A puppy? Wearing a condom? The war in Iraq? NO! TurboTax’s anti-piracy feature:
- Intuit announced Wednesday that its top-selling TurboTax software will dump an unpopular anti-piracy feature that turned out to be more trouble than it was worth.
The Mountain View company disclosed its change of heart with the release of earnings for the three months ended April 30.
Although the company’s sales and earnings for the period surged from last year, the improvement wasn’t as dramatic as Intuit promised investors three months ago.
Management said its projections were undercut by a sluggish economy, the Iraq war and a frosty response to TurboTax’s new anti-piracy feature, called “product activation.”
The feature depended upon an activation code that essentially tied the software to a single computer to prevent buyers from lending TurboTax to people who hadn’t paid to use it.
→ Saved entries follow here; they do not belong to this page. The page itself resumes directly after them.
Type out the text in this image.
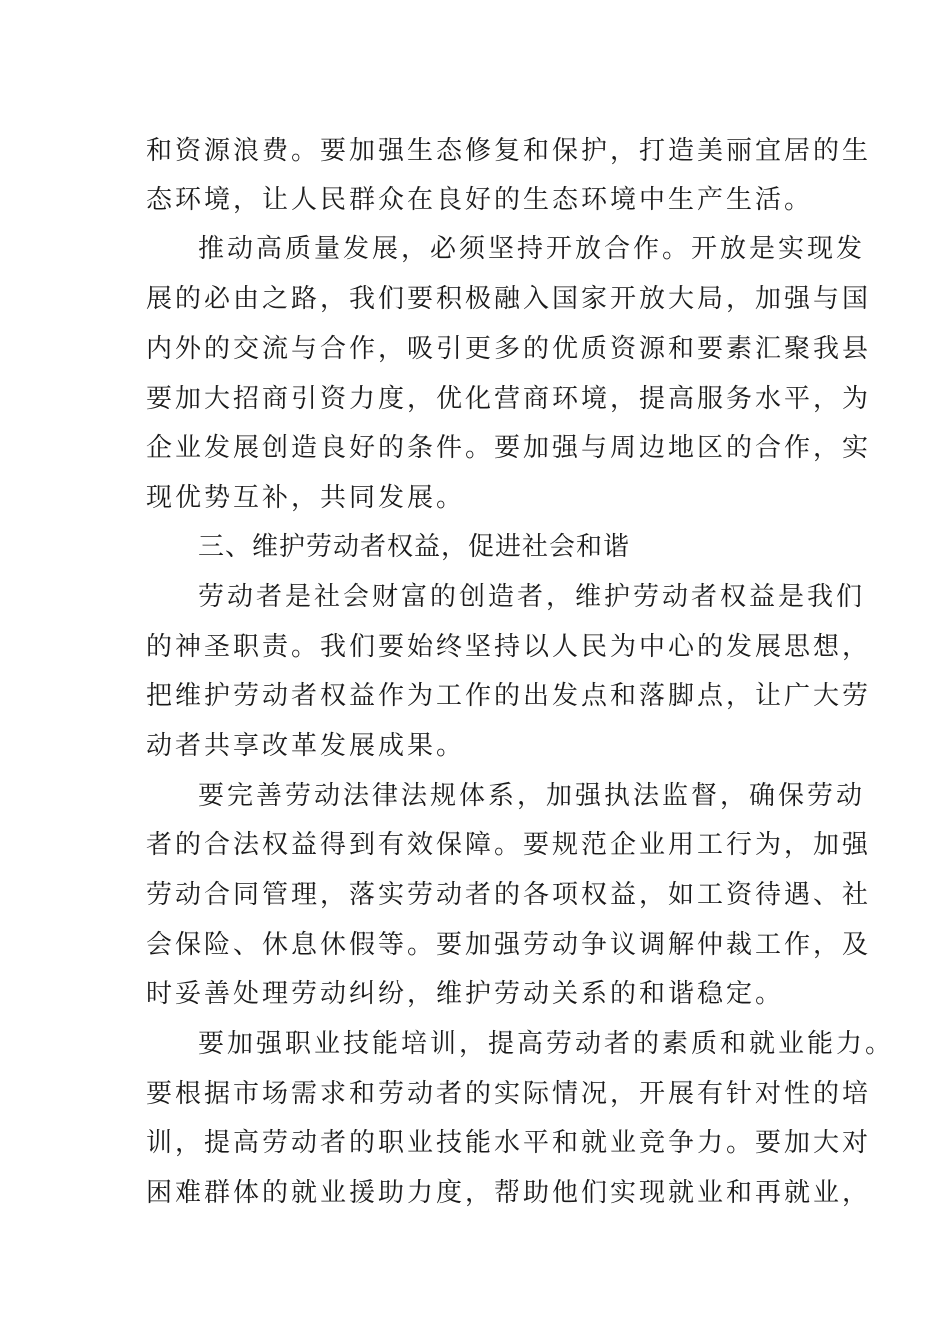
和资源浪费。要加强生态修复和保护，打造美丽宜居的生
态环境，让人民群众在良好的生态环境中生产生活。
推动高质量发展，必须坚持开放合作。开放是实现发
展的必由之路，我们要积极融入国家开放大局，加强与国
内外的交流与合作，吸引更多的优质资源和要素汇聚我县
要加大招商引资力度，优化营商环境，提高服务水平，为
企业发展创造良好的条件。要加强与周边地区的合作，实
现优势互补，共同发展。
三、维护劳动者权益，促进社会和谐
劳动者是社会财富的创造者，维护劳动者权益是我们
的神圣职责。我们要始终坚持以人民为中心的发展思想，
把维护劳动者权益作为工作的出发点和落脚点，让广大劳
动者共享改革发展成果。
要完善劳动法律法规体系，加强执法监督，确保劳动
者的合法权益得到有效保障。要规范企业用工行为，加强
劳动合同管理，落实劳动者的各项权益，如工资待遇、社
会保险、休息休假等。要加强劳动争议调解仲裁工作，及
时妥善处理劳动纠纷，维护劳动关系的和谐稳定。
要加强职业技能培训，提高劳动者的素质和就业能力。
要根据市场需求和劳动者的实际情况，开展有针对性的培
训，提高劳动者的职业技能水平和就业竞争力。要加大对
困难群体的就业援助力度，帮助他们实现就业和再就业，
The code allowed customers to use TurboTax on other computers, but all printing and electronic filing of tax returns had to be done from the computer where the software was first launched.
Intuit believed the feature would be a sales catalyst by forcing consumers who had illegally used TurboTax in the past to buy copies this year.
The feature instead triggered a customer backlash.
In often scathing criticisms posted online, consumers fretted about their ability to access their 2002 returns in future years, wondered whether the feature would give Intuit access to their computers and railed against the company’s technical support. [AP]
So, what have we learned today? That people want to be able to do what they want with what they purchase, including making personal copies, moving from one device to another, or having sex with it in the middle of the street if they damn well fell like it.
Listen, learn, and heed. You can’t put it any more plainly than Kevin Marks does: DRM (digital rights management, ie, copy-protection, usage restrictions) destroys value. Period.